Dass grosse Fernsehsender und Zeitungsredaktionen mittels Jahresrueckblick einfach und preiswert Quote und Auflage am Ende eines Jahres machen, kann mich nicht mehr weiter erregen. Sich ueber dergleichen zu delektieren, waere so unsinnig, wie die stete Wiederkehr der Gezeiten zu beklagen oder alle 28 Tage des Nachts den Vollmond lautstark zu verwuenschen. Brot und Spiele, Mitleid, Erregung, Furcht und schliesslich Katharsis, eben eine geistige Darmreinigung am Ende des gregorianischen Kalenderjahres. Das ganz alte aristotelische Rein-Raus-Spiel halt. Jeder Witz darueber haette die Frische von Sokrates Wutrede ueber die faule, toerichte Jugend. Eine 2400 Jahre alte Pointe…Wer will die schon hoeren? Mich erschrickt an diesen Spektakeln eigentlich eher meine eigene galoppierende Wahrnehmung:

Wenn ich klopshafte Gewichtheber medaillenbehangen weinen sehe und mit aeusserster Verwunderung feststelle, dass sich solche Dramoletten noch innerhalb der letzten zwoelf Monde abgespielt haben sollen, waehrend meine Erinnerung daraus laengst eine knatterige schwarzweiss Wochenschau, noch mit Mussolini winkend auf der Ehren-Tribuene gemacht hat, denke ich: Hoppla! Viel schlimmer sind die von geckenhaftem Ausgrenzungsbewusstsein durchtraenkten Jahreshoehepunkte in der Musikpresse und den Feuilletons. Ekelerregende Ausfluesse missionarischen Pamphletismusses. Ein jeder uebertrifft den anderen in der oeffentlichen Zurschaustellung der besonderen Erlesenheit seines eigenen Geschmacks. Grauenvoll! Schwachsinn! Unerhebliche Kakophonien und Verschwendung kostbarer Ressourcen!

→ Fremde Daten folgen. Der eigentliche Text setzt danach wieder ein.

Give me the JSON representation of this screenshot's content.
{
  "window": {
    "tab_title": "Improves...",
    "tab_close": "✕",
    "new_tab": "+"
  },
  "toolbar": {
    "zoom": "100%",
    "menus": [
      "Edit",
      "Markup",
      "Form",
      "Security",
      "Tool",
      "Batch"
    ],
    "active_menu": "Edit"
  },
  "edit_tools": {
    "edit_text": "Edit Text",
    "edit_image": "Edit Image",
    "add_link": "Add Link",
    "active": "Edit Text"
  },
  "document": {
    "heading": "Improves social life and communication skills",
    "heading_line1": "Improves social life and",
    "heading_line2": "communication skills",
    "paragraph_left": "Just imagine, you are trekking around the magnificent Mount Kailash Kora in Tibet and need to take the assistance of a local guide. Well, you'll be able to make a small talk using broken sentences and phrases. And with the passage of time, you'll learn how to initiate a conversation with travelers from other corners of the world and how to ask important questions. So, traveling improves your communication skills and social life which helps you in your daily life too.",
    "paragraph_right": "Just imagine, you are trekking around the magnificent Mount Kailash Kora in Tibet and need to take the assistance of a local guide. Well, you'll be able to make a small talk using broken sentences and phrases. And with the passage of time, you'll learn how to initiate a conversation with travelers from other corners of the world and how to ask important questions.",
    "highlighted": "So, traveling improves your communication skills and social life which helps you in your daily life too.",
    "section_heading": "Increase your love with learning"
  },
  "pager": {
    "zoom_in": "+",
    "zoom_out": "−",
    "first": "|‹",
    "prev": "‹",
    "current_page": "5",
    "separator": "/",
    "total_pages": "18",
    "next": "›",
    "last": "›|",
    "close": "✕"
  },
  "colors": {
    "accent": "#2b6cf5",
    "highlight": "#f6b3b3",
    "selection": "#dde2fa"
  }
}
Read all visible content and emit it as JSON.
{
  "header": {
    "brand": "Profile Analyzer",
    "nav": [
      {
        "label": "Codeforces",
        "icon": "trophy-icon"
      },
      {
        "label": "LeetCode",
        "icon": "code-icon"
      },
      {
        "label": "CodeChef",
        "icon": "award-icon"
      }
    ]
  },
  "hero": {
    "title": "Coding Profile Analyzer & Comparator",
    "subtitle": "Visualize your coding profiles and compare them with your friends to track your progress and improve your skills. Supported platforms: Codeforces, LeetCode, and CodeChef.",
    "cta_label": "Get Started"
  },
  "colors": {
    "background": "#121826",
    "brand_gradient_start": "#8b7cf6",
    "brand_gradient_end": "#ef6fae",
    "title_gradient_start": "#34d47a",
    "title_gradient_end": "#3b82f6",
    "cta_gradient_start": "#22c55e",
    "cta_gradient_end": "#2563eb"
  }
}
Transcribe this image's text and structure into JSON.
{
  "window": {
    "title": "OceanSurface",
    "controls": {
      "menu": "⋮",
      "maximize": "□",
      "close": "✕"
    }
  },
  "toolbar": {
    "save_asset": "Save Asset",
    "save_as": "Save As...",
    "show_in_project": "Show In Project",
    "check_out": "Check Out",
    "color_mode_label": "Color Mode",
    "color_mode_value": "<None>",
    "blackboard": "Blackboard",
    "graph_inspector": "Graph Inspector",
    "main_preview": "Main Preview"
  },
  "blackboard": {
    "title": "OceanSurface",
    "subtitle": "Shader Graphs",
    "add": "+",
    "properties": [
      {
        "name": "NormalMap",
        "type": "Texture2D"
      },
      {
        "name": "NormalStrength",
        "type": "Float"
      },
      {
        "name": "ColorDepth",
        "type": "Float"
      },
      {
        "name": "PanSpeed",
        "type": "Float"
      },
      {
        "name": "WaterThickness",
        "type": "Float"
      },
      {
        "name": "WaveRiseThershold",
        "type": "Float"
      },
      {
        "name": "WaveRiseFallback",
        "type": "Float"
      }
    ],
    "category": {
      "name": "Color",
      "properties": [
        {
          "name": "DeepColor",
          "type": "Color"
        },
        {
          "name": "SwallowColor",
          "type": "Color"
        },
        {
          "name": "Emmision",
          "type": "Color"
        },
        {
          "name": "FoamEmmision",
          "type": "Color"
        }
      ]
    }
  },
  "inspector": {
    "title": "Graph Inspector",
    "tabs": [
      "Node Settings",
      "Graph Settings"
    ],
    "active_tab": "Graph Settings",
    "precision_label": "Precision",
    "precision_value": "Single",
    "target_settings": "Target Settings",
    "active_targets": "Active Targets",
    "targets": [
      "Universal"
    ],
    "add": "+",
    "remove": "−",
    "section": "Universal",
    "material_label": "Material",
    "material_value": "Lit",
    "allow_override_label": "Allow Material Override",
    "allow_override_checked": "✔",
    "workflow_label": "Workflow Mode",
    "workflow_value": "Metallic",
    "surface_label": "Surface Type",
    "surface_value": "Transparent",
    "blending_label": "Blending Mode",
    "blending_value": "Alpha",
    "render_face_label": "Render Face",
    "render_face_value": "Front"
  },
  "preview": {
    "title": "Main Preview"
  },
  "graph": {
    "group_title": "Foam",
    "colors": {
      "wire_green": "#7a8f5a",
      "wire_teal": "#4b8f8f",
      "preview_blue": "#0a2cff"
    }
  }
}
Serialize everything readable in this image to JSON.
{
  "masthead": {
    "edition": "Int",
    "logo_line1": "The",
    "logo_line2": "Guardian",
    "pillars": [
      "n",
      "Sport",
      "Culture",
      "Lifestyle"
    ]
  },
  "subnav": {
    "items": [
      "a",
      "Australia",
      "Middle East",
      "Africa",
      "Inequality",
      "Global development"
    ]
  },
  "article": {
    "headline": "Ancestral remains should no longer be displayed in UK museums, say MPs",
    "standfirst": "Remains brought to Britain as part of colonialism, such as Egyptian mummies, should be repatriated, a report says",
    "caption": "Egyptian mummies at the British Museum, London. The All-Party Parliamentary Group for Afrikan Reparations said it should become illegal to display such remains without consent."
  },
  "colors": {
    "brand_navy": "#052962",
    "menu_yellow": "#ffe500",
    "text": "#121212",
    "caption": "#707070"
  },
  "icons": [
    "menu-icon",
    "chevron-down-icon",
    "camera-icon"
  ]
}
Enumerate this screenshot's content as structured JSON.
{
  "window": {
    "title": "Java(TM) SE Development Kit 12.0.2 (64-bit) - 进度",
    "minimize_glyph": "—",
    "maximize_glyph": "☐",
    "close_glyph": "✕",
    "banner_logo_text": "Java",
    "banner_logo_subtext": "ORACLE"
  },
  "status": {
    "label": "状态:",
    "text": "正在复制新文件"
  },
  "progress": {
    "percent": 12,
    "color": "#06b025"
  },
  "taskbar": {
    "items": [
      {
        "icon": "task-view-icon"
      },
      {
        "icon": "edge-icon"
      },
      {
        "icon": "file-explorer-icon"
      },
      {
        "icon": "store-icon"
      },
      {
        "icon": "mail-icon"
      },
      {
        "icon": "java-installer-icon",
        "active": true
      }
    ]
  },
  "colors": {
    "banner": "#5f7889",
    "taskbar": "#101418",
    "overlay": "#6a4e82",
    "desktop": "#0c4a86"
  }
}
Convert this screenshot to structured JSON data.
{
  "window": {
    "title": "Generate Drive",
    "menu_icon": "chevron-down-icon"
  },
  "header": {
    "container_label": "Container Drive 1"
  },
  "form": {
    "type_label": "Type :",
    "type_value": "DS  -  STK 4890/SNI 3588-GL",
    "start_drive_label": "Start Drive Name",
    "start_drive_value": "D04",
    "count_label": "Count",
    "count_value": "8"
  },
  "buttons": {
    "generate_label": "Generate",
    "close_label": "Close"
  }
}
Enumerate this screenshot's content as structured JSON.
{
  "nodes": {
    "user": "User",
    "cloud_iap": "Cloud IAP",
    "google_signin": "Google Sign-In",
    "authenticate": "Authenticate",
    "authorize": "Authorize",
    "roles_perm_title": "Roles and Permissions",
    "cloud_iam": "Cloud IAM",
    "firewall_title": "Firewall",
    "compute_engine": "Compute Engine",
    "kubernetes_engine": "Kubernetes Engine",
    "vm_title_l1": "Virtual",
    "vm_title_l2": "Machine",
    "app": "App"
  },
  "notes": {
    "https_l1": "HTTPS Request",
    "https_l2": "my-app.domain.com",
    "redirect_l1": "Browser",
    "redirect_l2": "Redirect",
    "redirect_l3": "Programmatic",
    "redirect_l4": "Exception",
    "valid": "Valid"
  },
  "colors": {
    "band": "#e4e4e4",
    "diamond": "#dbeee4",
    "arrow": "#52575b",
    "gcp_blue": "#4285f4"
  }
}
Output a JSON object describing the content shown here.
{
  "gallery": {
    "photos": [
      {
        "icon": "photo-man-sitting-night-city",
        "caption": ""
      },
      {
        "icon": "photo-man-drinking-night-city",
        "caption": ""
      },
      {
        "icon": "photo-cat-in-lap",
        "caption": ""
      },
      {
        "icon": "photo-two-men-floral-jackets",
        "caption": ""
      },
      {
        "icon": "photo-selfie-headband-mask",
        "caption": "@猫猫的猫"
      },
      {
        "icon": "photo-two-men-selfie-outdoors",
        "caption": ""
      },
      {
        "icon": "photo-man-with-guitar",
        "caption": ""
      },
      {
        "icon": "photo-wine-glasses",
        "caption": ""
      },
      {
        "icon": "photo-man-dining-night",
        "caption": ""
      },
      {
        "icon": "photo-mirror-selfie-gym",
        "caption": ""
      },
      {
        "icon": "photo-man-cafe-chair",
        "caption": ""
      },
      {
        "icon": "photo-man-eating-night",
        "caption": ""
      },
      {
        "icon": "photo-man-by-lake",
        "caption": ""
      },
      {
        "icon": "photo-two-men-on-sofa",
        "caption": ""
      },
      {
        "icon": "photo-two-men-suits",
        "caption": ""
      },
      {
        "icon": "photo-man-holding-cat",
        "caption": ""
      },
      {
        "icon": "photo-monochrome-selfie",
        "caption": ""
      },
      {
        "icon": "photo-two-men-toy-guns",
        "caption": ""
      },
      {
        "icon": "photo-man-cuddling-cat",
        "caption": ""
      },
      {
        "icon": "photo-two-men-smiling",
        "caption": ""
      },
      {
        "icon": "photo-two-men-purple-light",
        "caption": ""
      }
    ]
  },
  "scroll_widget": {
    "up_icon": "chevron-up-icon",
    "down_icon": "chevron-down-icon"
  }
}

Nichts liegt meinem stets nur nach vorne blickenden Wesen ferner, als noch zu Lebzeiten periodische Bestandsaufnahmen zu erheben, gleichsam Kurzautobiografien gewisser Teilaspekte des eigenen Lebens, die fuer immer im Orkus der Unausgesprochenheit haetten verrotten sollen. Das ist doch Autismus in Reinkultur, mit zwanghaftem Ordnungswahn. Danach folgt eigentlich nur noch das Auswendiglernen von historischen Zugfahrplaenen vor dem ersten Weltkrieg, unter Beruecksichtigung aller ueberregional relevanten Schnellzuege jenseits des 48. Breitengrades.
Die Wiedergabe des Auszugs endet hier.